Go back to read a comment I wrote on how the fully funded Ontario Teachers' Pension Plan adopted conditional inflation protection to make it young again.

As public pensions mature, the ratio of retired to active members grows, so it makes sense to temporarily partially or fully reduce cost-of-living-adjustments to bring a plan back to fully funded status.

For retired members, the change to their monthly benefits is minimal for a short period and this ensures inter-generational equity in a plan. If there are more retired than active members, it makes sense they shoulder more of the deficit for a short period.

Once a plan recovers and is fully funded, they can then fully restore the cost-of-living adjustments.

I realize this isn't a defined-benefit plan with full indexing guarantees and more of a target benefit plan depending on the funded status of the plan but long gone are the days of guaranteeing COLAs to public pensions.

Look at Illinois. That guaranteed 3% increase compounding cost of living adjustment (no matter the if the actual rate of inflation is lower) is just insane, a recipe for disaster.

Of course, public-sector unions will fight tooth and nail for this but it makes no sense whatsoever and as Illinois's pension woes grow, so will the exodus from the state. No rational person will want to live in a place where property taxes keep rising as public services keep shrinking to make up for rising pension shortfalls.

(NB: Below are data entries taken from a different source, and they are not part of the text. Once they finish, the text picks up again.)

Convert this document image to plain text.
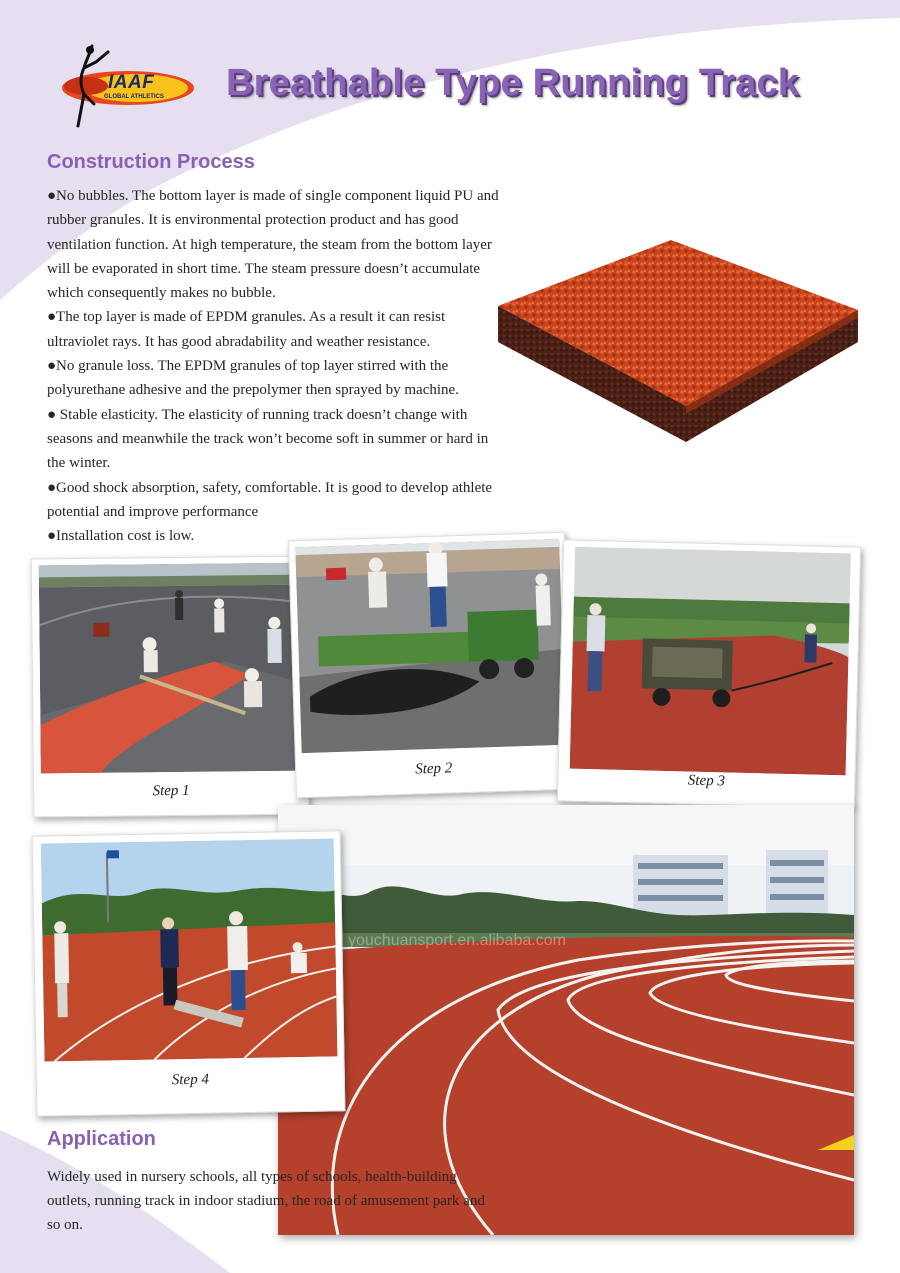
IAAF
GLOBAL ATHLETICS Breathable Type Running Track
Construction Process

●No bubbles. The bottom layer is made of single component liquid PU and rubber granules. It is environmental protection product and has good ventilation function. At high temperature, the steam from the bottom layer will be evaporated in short time. The steam pressure doesn’t accumulate which consequently makes no bubble.

●The top layer is made of EPDM granules. As a result it can resist ultraviolet rays. It has good abradability and weather resistance.

●No granule loss. The EPDM granules of top layer stirred with the polyurethane adhesive and the prepolymer then sprayed by machine.

● Stable elasticity. The elasticity of running track doesn’t change with seasons and meanwhile the track won’t become soft in summer or hard in the winter.

●Good shock absorption, safety, comfortable. It is good to develop athlete potential and improve performance

●Installation cost is low.

Step 1
Step 2
Step 3
youchuansport.en.alibaba.com
Step 4
Application

Widely used in nursery schools, all types of schools, health-building outlets, running track in indoor stadium, the road of amusement park and so on.
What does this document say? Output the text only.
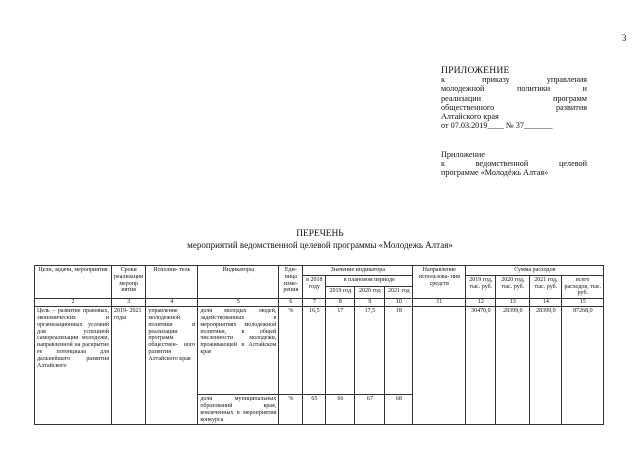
3
ПРИЛОЖЕНИЕ
к приказу управления
молодежной политики и
реализации программ
общественного развития
Алтайского края
от 07.03.2019____ № 37_______
Приложение
к ведомственной целевой
программе «Молодёжь Алтая»
ПЕРЕЧЕНЬ
мероприятий ведомственной целевой программы «Молодежь Алтая»
Цели, задачи, мероприятия	Сроки реализации меропр иятия	Исполни- тель	Индикаторы	Еди- ница изме- рения	Значение индикатора				Направление использова- ния средств	Сумма расходов			
					в 2018 году	в плановом периоде				2019 год, тыс. руб.	2020 год, тыс. руб.	2021 год, тыс. руб.	всего расходов, тыс. руб.
						2019 год	2020 год	2021 год					
2	3	4	5	6	7	8	9	10	11	12	13	14	15
Цель – развитие правовых, экономических и организационных условий для успешной самореализации молодежи, направленной на раскрытие ее потенциала для дальнейшего развития Алтайского	2019- 2021 годы	управление молодежной политики и реализации программ обществен- ного развития Алтайского края	доля молодых людей, задействованных в мероприятиях молодежной политики, в общей численности молодежи, проживающей в Алтайском крае	%	16,5	17	17,5	18		30470,0	28399,0	28399,0	87268,0
			доля муниципальных образований края, вовлеченных в мероприятия конкурса	%	65	66	67	68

Is Illinois running out of time? I guess they can emit more pension obligation bonds to plug the $134 billion pension liabilities and pray stock markets return higher than their return targets over the long run but that's wishful thinking and all it does is kick the can down the road.

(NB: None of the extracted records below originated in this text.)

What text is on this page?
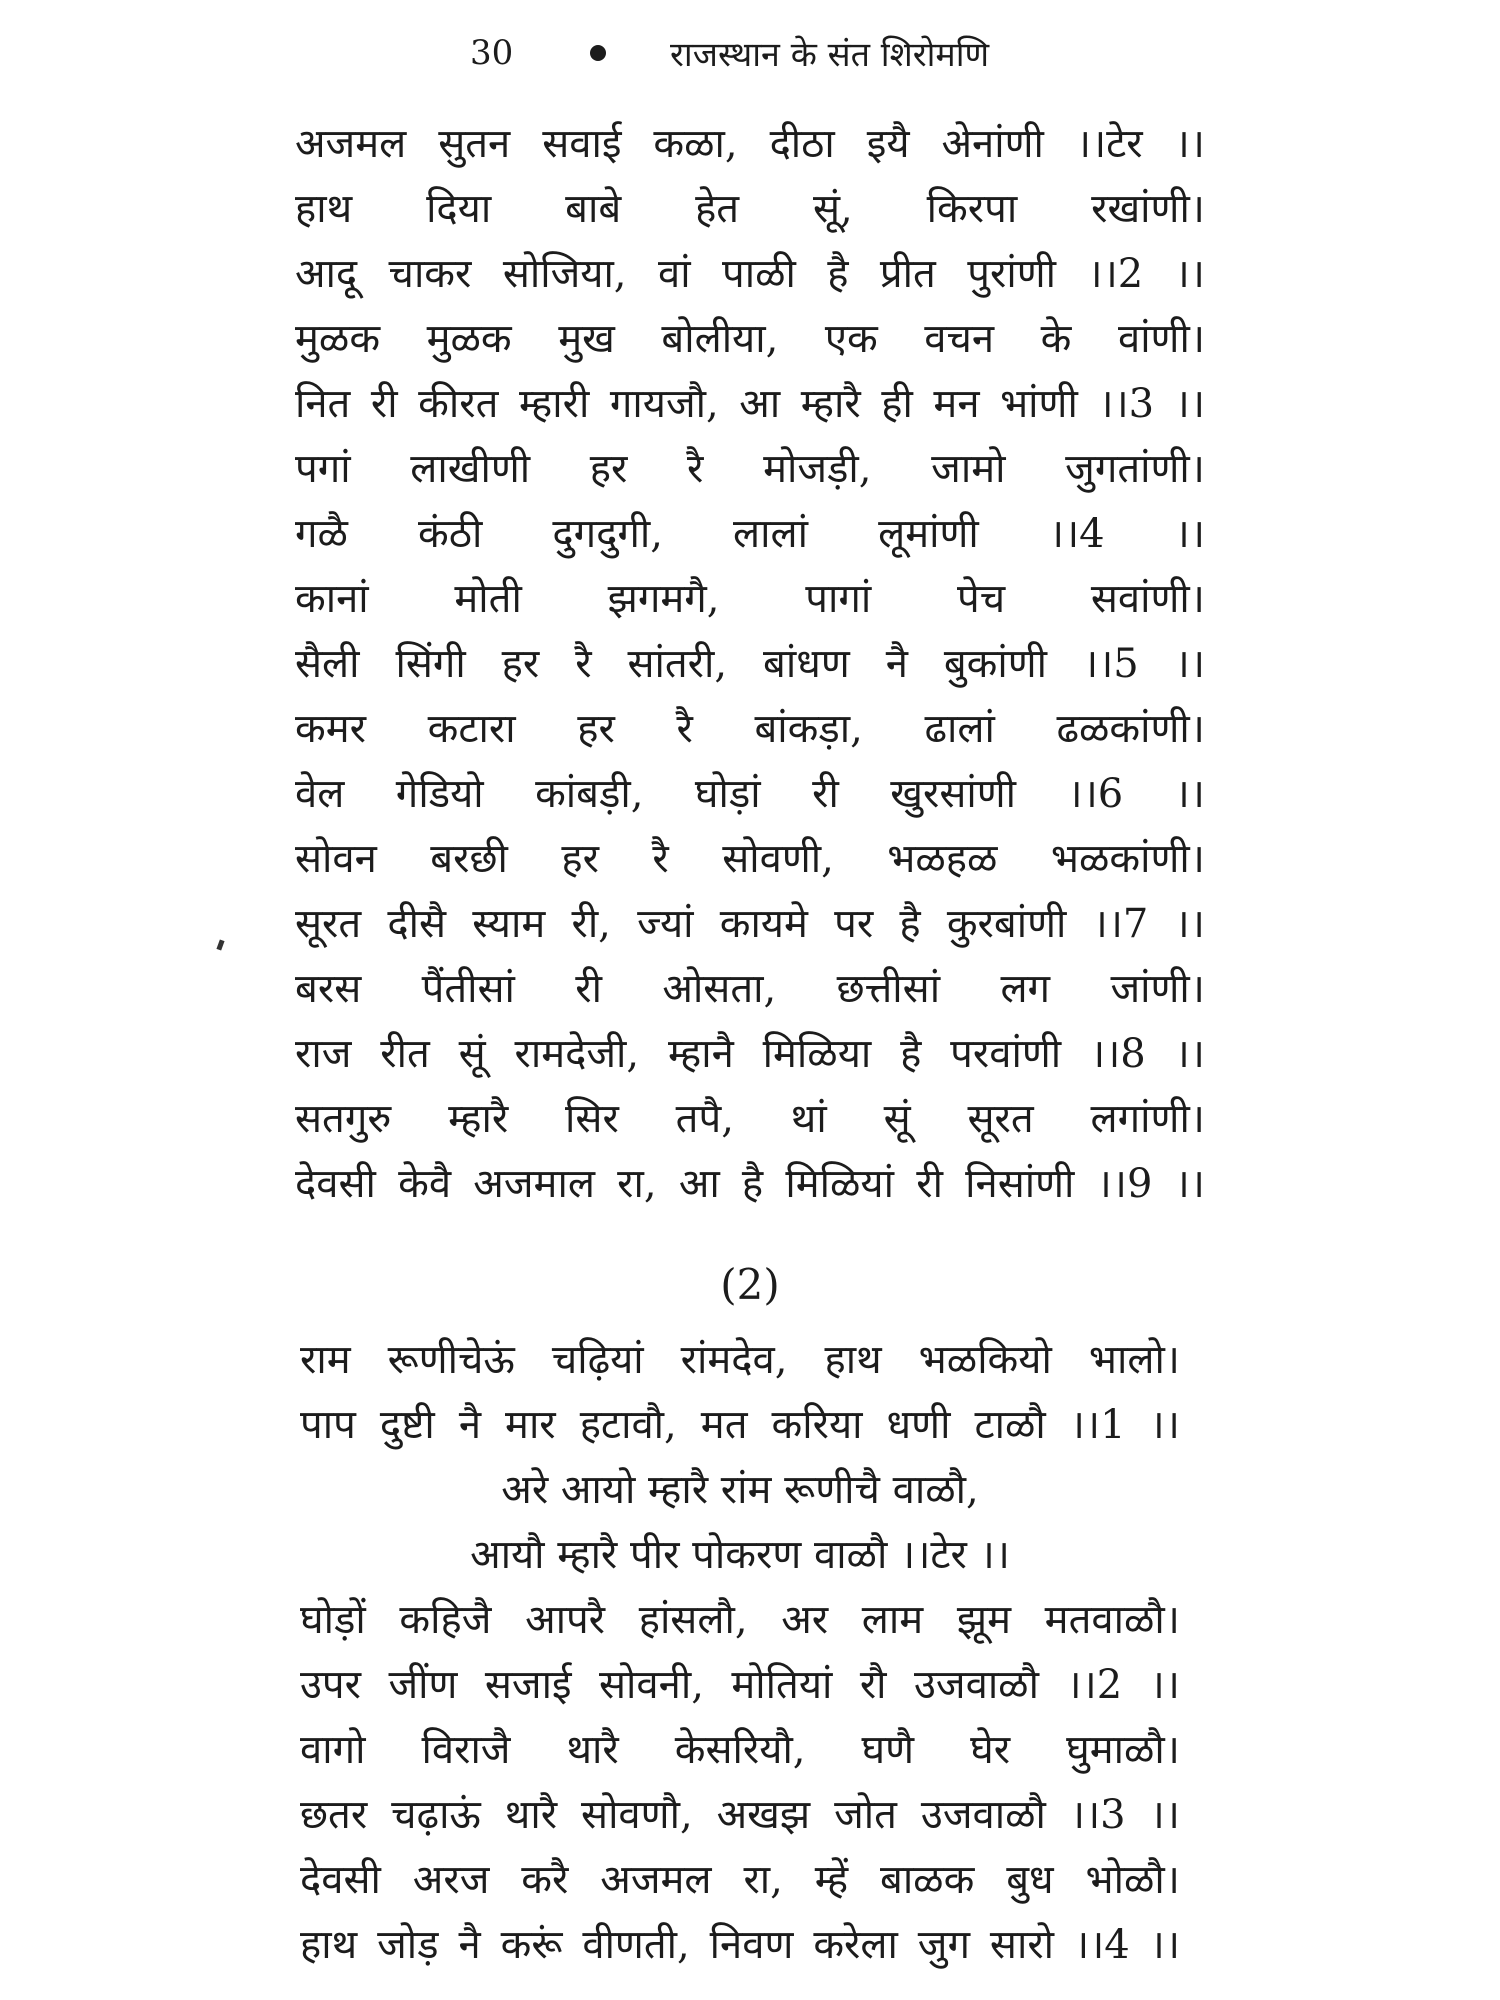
30	राजस्थान के संत शिरोमणि
अजमल सुतन सवाई कळा, दीठा इयै अेनांणी ।।टेर ।।
हाथ दिया बाबे हेत सूं, किरपा रखांणी।
आदू चाकर सोजिया, वां पाळी है प्रीत पुरांणी ।।2 ।।
मुळक मुळक मुख बोलीया, एक वचन के वांणी।
नित री कीरत म्हारी गायजौ, आ म्हारै ही मन भांणी ।।3 ।।
पगां लाखीणी हर रै मोजड़ी, जामो जुगतांणी।
गळै कंठी दुगदुगी, लालां लूमांणी ।।4 ।।
कानां मोती झगमगै, पागां पेच सवांणी।
सैली सिंगी हर रै सांतरी, बांधण नै बुकांणी ।।5 ।।
कमर कटारा हर रै बांकड़ा, ढालां ढळकांणी।
वेल गेडियो कांबड़ी, घोड़ां री खुरसांणी ।।6 ।।
सोवन बरछी हर रै सोवणी, भळहळ भळकांणी।
सूरत दीसै स्याम री, ज्यां कायमे पर है कुरबांणी ।।7 ।।
बरस पैंतीसां री ओसता, छत्तीसां लग जांणी।
राज रीत सूं रामदेजी, म्हानै मिळिया है परवांणी ।।8 ।।
सतगुरु म्हारै सिर तपै, थां सूं सूरत लगांणी।
देवसी केवै अजमाल रा, आ है मिळियां री निसांणी ।।9 ।।
(2)
राम रूणीचेऊं चढ़ियां रांमदेव, हाथ भळकियो भालो।
पाप दुष्टी नै मार हटावौ, मत करिया धणी टाळौ ।।1 ।।
अरे आयो म्हारै रांम रूणीचै वाळौ,
आयौ म्हारै पीर पोकरण वाळौ ।।टेर ।।
घोड़ों कहिजै आपरै हांसलौ, अर लाम झूम मतवाळौ।
उपर जींण सजाई सोवनी, मोतियां रौ उजवाळौ ।।2 ।।
वागो विराजै थारै केसरियौ, घणै घेर घुमाळौ।
छतर चढ़ाऊं थारै सोवणौ, अखझ जोत उजवाळौ ।।3 ।।
देवसी अरज करै अजमल रा, म्हें बाळक बुध भोळौ।
हाथ जोड़ नै करूं वीणती, निवण करेला जुग सारो ।।4 ।।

If you live in Illinois or another state where public pensions are grossly mismanaged and chronically underfunded, you need to really take note and wonder how bad things are going to get and how it will impact your quality of life.

Below, Sean Carney, head of municipal strategy at BlackRock, and Bloomberg's Flynn McRoberts examine the new revenue plan for the state of Illinois as it faces mounting pension liabilities. They speak on "Bloomberg Daybreak: Americas."

Also, an interview with Mark Glennon, founder and Executive Editor of WirePoints, an online publication focusing on financial and political issues. He shares his views on what he sees as the key issues facing Illinois' financial future, on Governor Pritzker's proposed Progressive Income tax, and on the problems of pension funding.

Lastly, the right-wing Illinois Policy think tank says the state crafted the solution to its pension crisis nearly 20 years ago. That’s when lawmakers passed an inspired retirement plan that gave state university workers an alternative to the traditional pension plan, one that offered more flexibility, portability and individual control.

As I've explained many times, the brutal truth on defined-contribution plans (401 Ks) is they are FAR WORSE than defined-benefit plans, so I would ignore these idiotic policies which are "fairer" to taxpayers. That's very short-term thinking which will only make things worse in the long run.